Bunu onun anlayacağı dilde nasıl anlatabilirdim düşündüm cevap verememiştim amk.

(bkz: 35447643)
Kardeşi yeni doğduğu için travma geçirmekte olan 4 yaşındaki yeğenime benim de hamile olduğumu söyleme zamanı gelmişti. Malum eskisi gibi üstüme atlamasın diye oyun oynarken.

- teyzeciğim , artık benimde karnımda bebek var.

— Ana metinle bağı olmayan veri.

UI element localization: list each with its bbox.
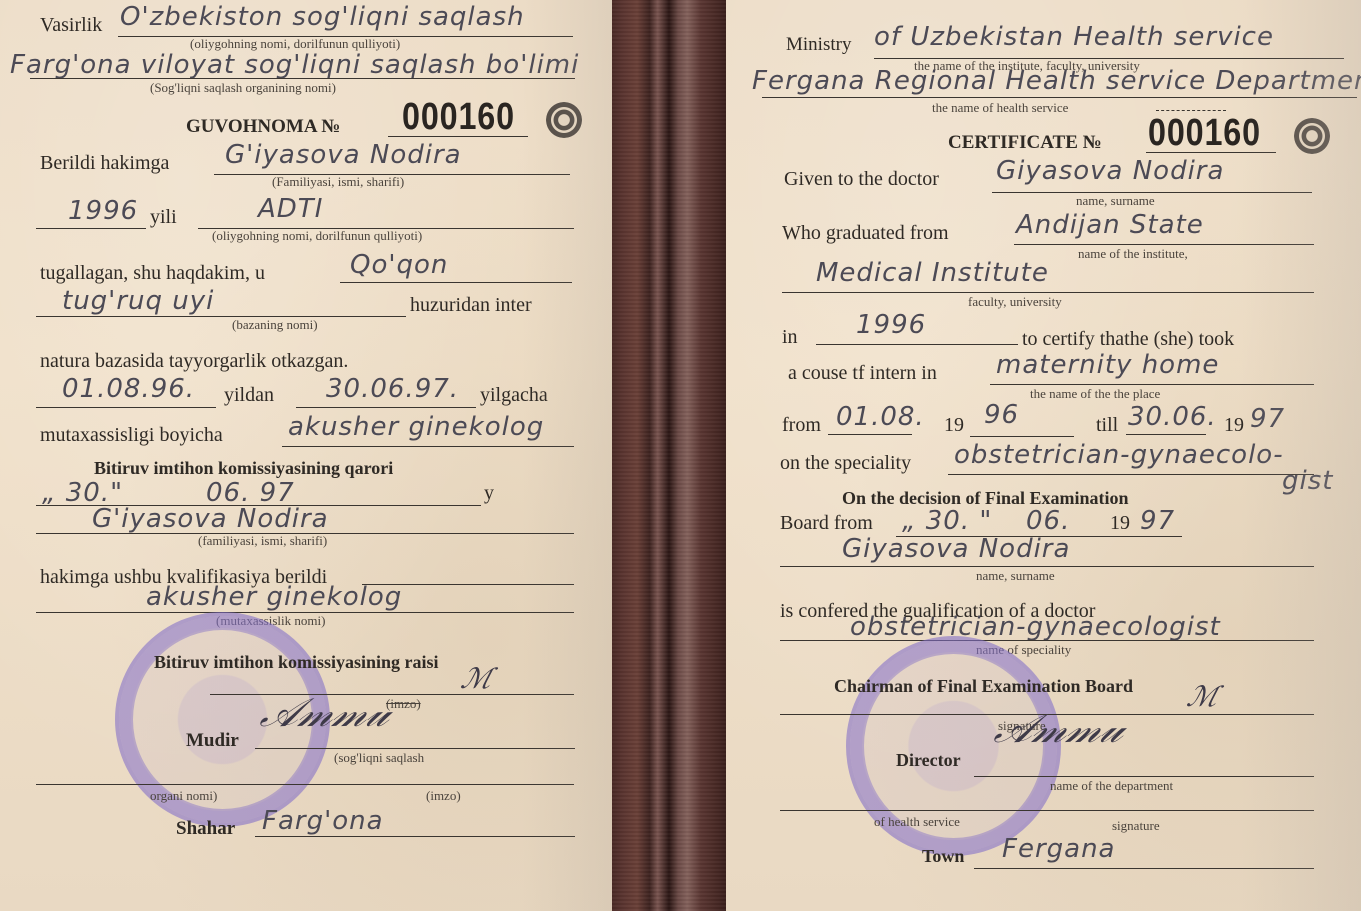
underline <box>1014 244 1314 245</box>
ministry-value: of Uzbekistan Health service <box>874 22 1274 52</box>
booklet-spine <box>612 0 726 911</box>
speciality-label: on the speciality <box>780 452 911 475</box>
certificate-number: 000160 <box>1148 112 1261 155</box>
till-year-prefix: 19 <box>1224 414 1244 437</box>
underline <box>340 282 572 283</box>
graduated-value-2: Medical Institute <box>816 258 1049 288</box>
course-value: maternity home <box>996 350 1219 380</box>
certify-text: to certify thathe (she) took <box>1022 328 1234 351</box>
chairman-label: Chairman of Final Examination Board <box>834 676 1133 697</box>
underline <box>36 407 216 408</box>
speciality-value-2: gist <box>1282 466 1333 496</box>
document-title: GUVOHNOMA № <box>186 116 340 138</box>
internatura-text: natura bazasida tayyorgarlik otkazgan. <box>40 350 348 373</box>
year-label: yili <box>150 206 177 229</box>
caption-institute2: name of the institute, <box>1078 246 1188 262</box>
speciality-value: akusher ginekolog <box>288 412 544 442</box>
qualification-value: akusher ginekolog <box>146 582 402 612</box>
board-month: 06. <box>1026 506 1070 536</box>
underline <box>828 434 912 435</box>
caption-department: name of the department <box>1050 778 1173 794</box>
underline <box>282 446 574 447</box>
underline <box>1146 152 1276 153</box>
base-suffix: huzuridan inter <box>410 294 532 317</box>
underline <box>36 316 406 317</box>
caption-place: the name of the the place <box>1030 386 1160 402</box>
underline <box>36 228 146 229</box>
city-label: Shahar <box>176 818 235 840</box>
chairman-label: Bitiruv imtihon komissiyasining raisi <box>154 652 439 673</box>
underline <box>974 776 1314 777</box>
till-date: 30.06. <box>1128 402 1217 432</box>
dashed-line <box>1156 110 1226 111</box>
caption-name2: name, surname <box>976 568 1055 584</box>
ministry-label: Ministry <box>786 34 851 56</box>
caption-name: name, surname <box>1076 193 1155 209</box>
director-label: Mudir <box>186 730 239 752</box>
underline <box>255 836 575 837</box>
till-label: till <box>1096 414 1118 437</box>
left-page-uzbek: Vasirlik O'zbekiston sog'liqni saqlash (… <box>0 0 612 911</box>
base-value-1: Qo'qon <box>350 250 448 280</box>
from-date: 01.08.96. <box>62 374 195 404</box>
underline <box>255 748 575 749</box>
director-signature: 𝒜𝓂𝓂𝓊 <box>990 706 1131 752</box>
underline <box>780 810 1314 811</box>
caption-signature2: (imzo) <box>426 788 461 804</box>
caption-faculty: faculty, university <box>968 294 1062 310</box>
speciality-value-1: obstetrician-gynaecolo- <box>954 440 1284 470</box>
caption-org-1: (sog'liqni saqlash <box>334 750 424 766</box>
graduated-label: Who graduated from <box>782 222 949 245</box>
decision-name: Giyasova Nodira <box>842 534 1070 564</box>
caption-health-org: (Sog'liqni saqlash organining nomi) <box>150 80 336 96</box>
board-year-prefix: 19 <box>1110 512 1130 535</box>
underline <box>388 136 528 137</box>
finished-label: tugallagan, shu haqdakim, u <box>40 262 265 285</box>
document-title: CERTIFICATE № <box>948 132 1102 154</box>
caption-base: (bazaning nomi) <box>232 317 318 333</box>
right-page-english: Ministry of Uzbekistan Health service th… <box>726 0 1361 911</box>
certificate-number: 000160 <box>402 96 515 139</box>
year-value: 1996 <box>68 196 138 226</box>
decision-name: G'iyasova Nodira <box>92 504 329 534</box>
chairman-signature: ℳ <box>458 662 497 695</box>
course-label: a couse tf intern in <box>788 362 937 385</box>
given-value: G'iyasova Nodira <box>225 140 462 170</box>
from-year-prefix: 19 <box>944 414 964 437</box>
underline <box>782 292 1314 293</box>
underline <box>948 474 1314 475</box>
caption-institute2: (oliygohning nomi, dorilfunun qulliyoti) <box>212 228 422 244</box>
underline <box>1126 434 1206 435</box>
board-label: Board from <box>780 512 873 535</box>
city-value: Farg'ona <box>262 806 384 836</box>
caption-name: (Familiyasi, ismi, sharifi) <box>272 174 404 190</box>
caption-signature2: signature <box>1112 818 1160 834</box>
from-label: from <box>782 414 821 437</box>
board-day: „ 30. " <box>902 506 992 536</box>
caption-health-service: the name of health service <box>932 100 1068 116</box>
director-signature: 𝒜𝓂𝓂𝓊 <box>256 690 397 736</box>
given-label: Given to the doctor <box>784 168 939 191</box>
underline <box>762 97 1357 98</box>
in-label: in <box>782 326 798 349</box>
ministry-label: Vasirlik <box>40 14 102 37</box>
chairman-signature: ℳ <box>1184 680 1223 713</box>
underline <box>780 640 1314 641</box>
underline <box>816 344 1018 345</box>
from-label: yildan <box>224 384 274 407</box>
decision-y: y <box>484 482 494 505</box>
underline <box>970 436 1074 437</box>
to-label: yilgacha <box>480 384 548 407</box>
underline <box>780 566 1314 567</box>
rosette-icon <box>1294 118 1330 154</box>
ministry-value: O'zbekiston sog'liqni saqlash <box>120 2 525 32</box>
director-label: Director <box>896 750 961 771</box>
underline <box>990 384 1314 385</box>
given-value: Giyasova Nodira <box>996 156 1224 186</box>
town-label: Town <box>922 846 964 867</box>
caption-name2: (familiyasi, ismi, sharifi) <box>198 533 327 549</box>
decision-heading: Bitiruv imtihon komissiyasining qarori <box>94 458 393 479</box>
till-year: 97 <box>1250 404 1285 434</box>
caption-health-service2: of health service <box>874 814 960 830</box>
from-year: 96 <box>984 400 1019 430</box>
to-date: 30.06.97. <box>326 374 459 404</box>
caption-org-2: organi nomi) <box>150 788 217 804</box>
base-value-2: tug'ruq uyi <box>62 286 214 316</box>
given-label: Berildi hakimga <box>40 152 169 175</box>
health-org-value: Fergana Regional Health service Departme… <box>752 66 1361 96</box>
town-value: Fergana <box>1002 834 1116 864</box>
rosette-icon <box>546 102 582 138</box>
underline <box>296 407 476 408</box>
health-org-value: Farg'ona viloyat sog'liqni saqlash bo'li… <box>10 50 579 80</box>
qualification-value: obstetrician-gynaecologist <box>850 612 1221 642</box>
from-date: 01.08. <box>836 402 925 432</box>
speciality-label: mutaxassisligi boyicha <box>40 424 223 447</box>
year-value: 1996 <box>856 310 926 340</box>
underline <box>36 784 574 785</box>
underline <box>974 868 1314 869</box>
graduated-value-1: Andijan State <box>1016 210 1204 240</box>
underline <box>30 78 575 79</box>
board-year: 97 <box>1140 506 1175 536</box>
institute-value: ADTI <box>258 194 323 224</box>
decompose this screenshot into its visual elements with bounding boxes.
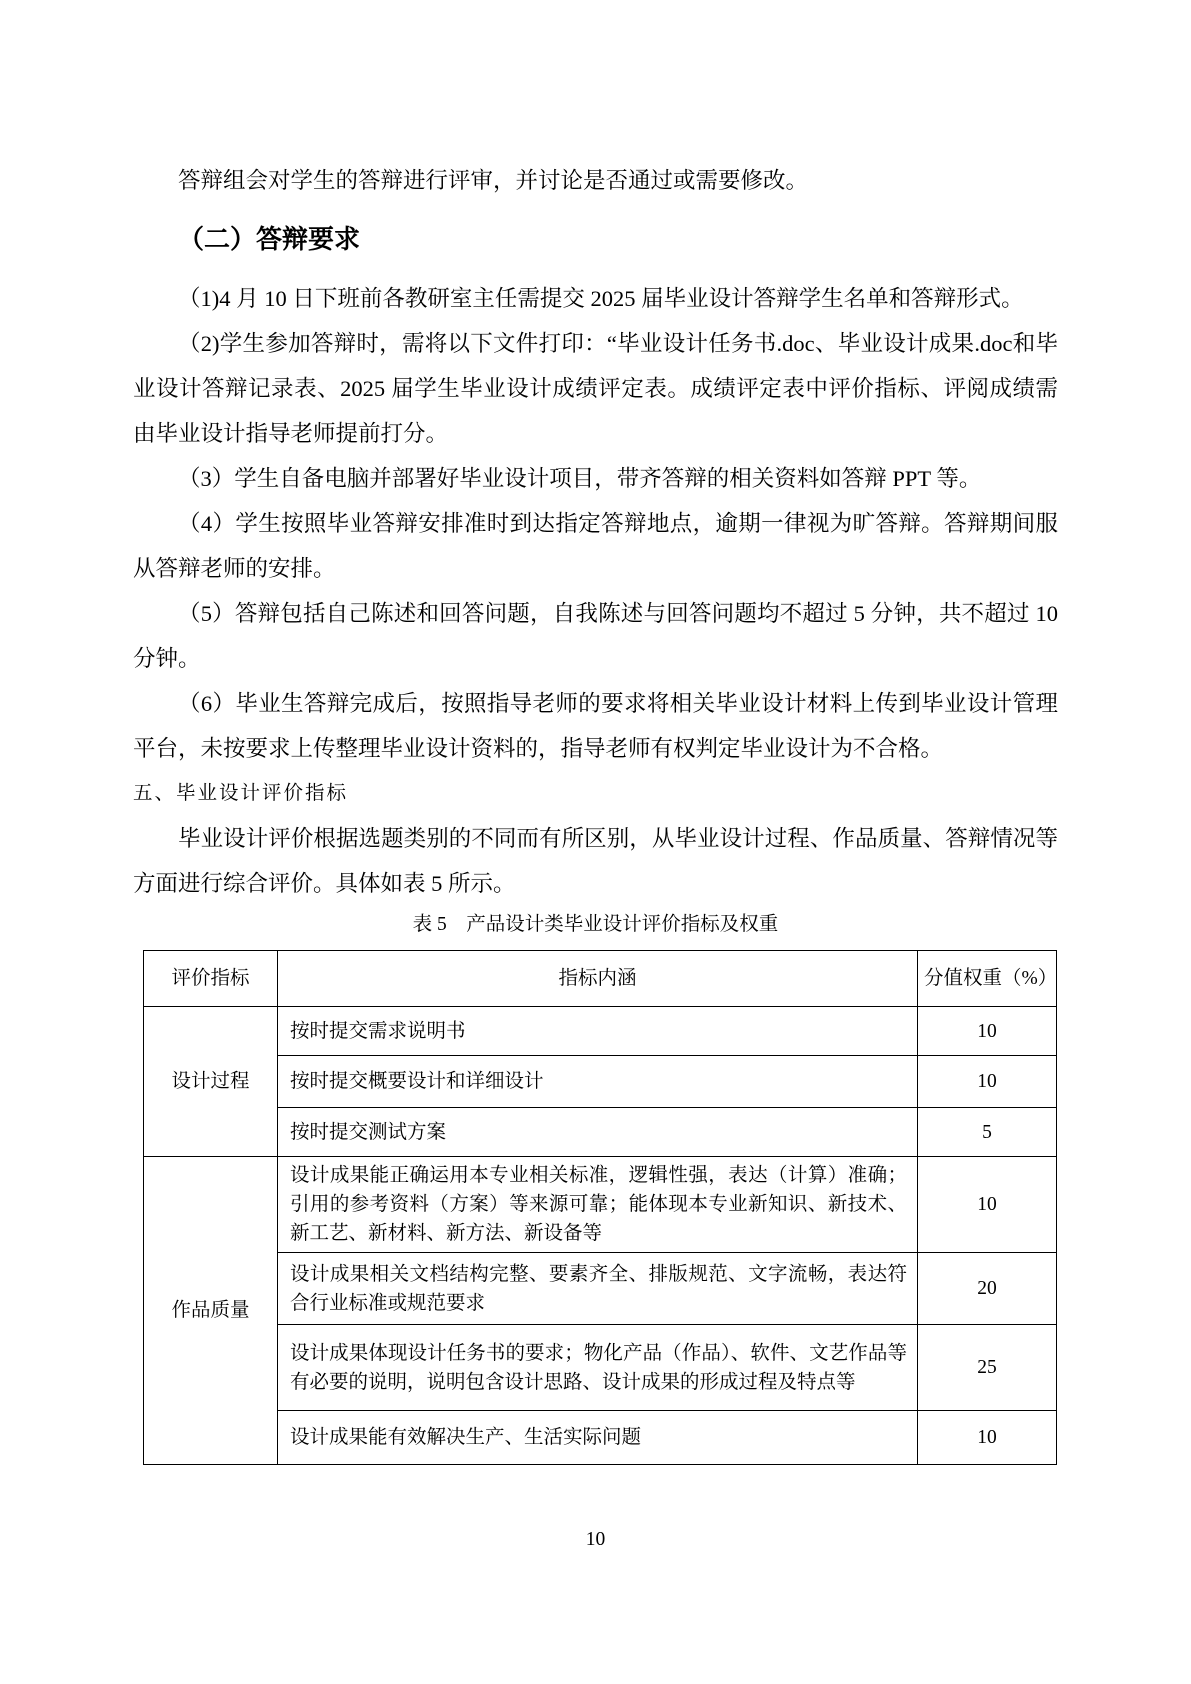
criteria-desc: 设计成果能有效解决生产、生活实际问题 <box>278 1411 918 1465</box>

+ ya of ya . Bebek hapishanesi kurucam. Bütün bebekleri oraya atcam.
çocuklarda işine geleni yapma ya da duyma olayı bir hayli gelişmiş.
bir yeğenim var üç buçuk yaşında yaklaşık olarak. kreşe gidiyor. yani gidiyor ve bütün gün oyun oynuyor. bizde konakladığı bir gecenin sabahında uyandırmak amaçlı yatağına gidip kendisini öpüp, gıdıklamaya başladım. biraz mızıldandı ama sonuç olarak uyandı. ilk cümlesi okula gitmeyeceğim oldu. ben de dedim ki ben de hiç istemiyorum ama gitmezsem her şeyden geri kalırım, öğretmenim de neden gelmedin diye sorar bana dedim. sen de kalkıp gitmelisin, arkadaşların merak ederler dedim. hani benden beklenmeyecek cümleler kendimce güzel örnek olacağım. çocuk da beni dinledi baya.
o esnada annem içeriye girdi. sanki az önceki konuşmayı hiç yapmamışız gibi yeğenim dönüp anneme: babaanne dedi, halamla ben bugün okula gitmek istemiyoruz! ikimiz de kahvaltımızı yapıp resim yapmaya gitmek istiyoruz. dedi. bunları diyen de bir lokma çocuk. hobbitten hallice.
güldük, eğlendik biraz.
sonuç olarak da ikimiz de sırt çantalarımızı alıp okullarımıza gittik.
"Bugün günlerden cuma ise yarın hangi gündür" sorusuna "tatildir" diye cevap veren daha 6 yaşında hayattan küskün ve henüz 1. Sınıfa gitmesine rağmen okuldan bıktığını iddia eden kardeşimle girilen diyaloglardır.
hepiniz görmüşsünüzdür "yağmura şemsiye" diye bağıran tipleri. yine yağışlı bir gündeyiz. seyyar eleman bağırıyor slogan atar şekilde. o sırada bankamatik kuyruğundaki annesinin elinden elini kurtaran küçük kız, şemsiye satıcısına doğru gidiyor:

küçük kız: şemsiyeci amca, bana da bir şemsiye ver. benim adım da yağmur.
şemsiye satıcısı: senin paran var mı bakalım?
kk: ama benim param yok ki.
şs: biz ıslatan yağmura şemsiye veriyoruz, parası olmayan yağmur'a değil.

o sırada küçük kızın annesi arkasını dönüp küçük kızı oradan almaya gelirken küçük kız birden 40 yıllık sigara tiryakileri gibi boğazını temizlercesine tükürüğünü ağzında toplayıp yarım saniye sonra şemsiye satıcısının suratına tükürüyor ve ekliyor:

küçük kız: ben de ıslatabiliyorum. ver şemsiyeyi.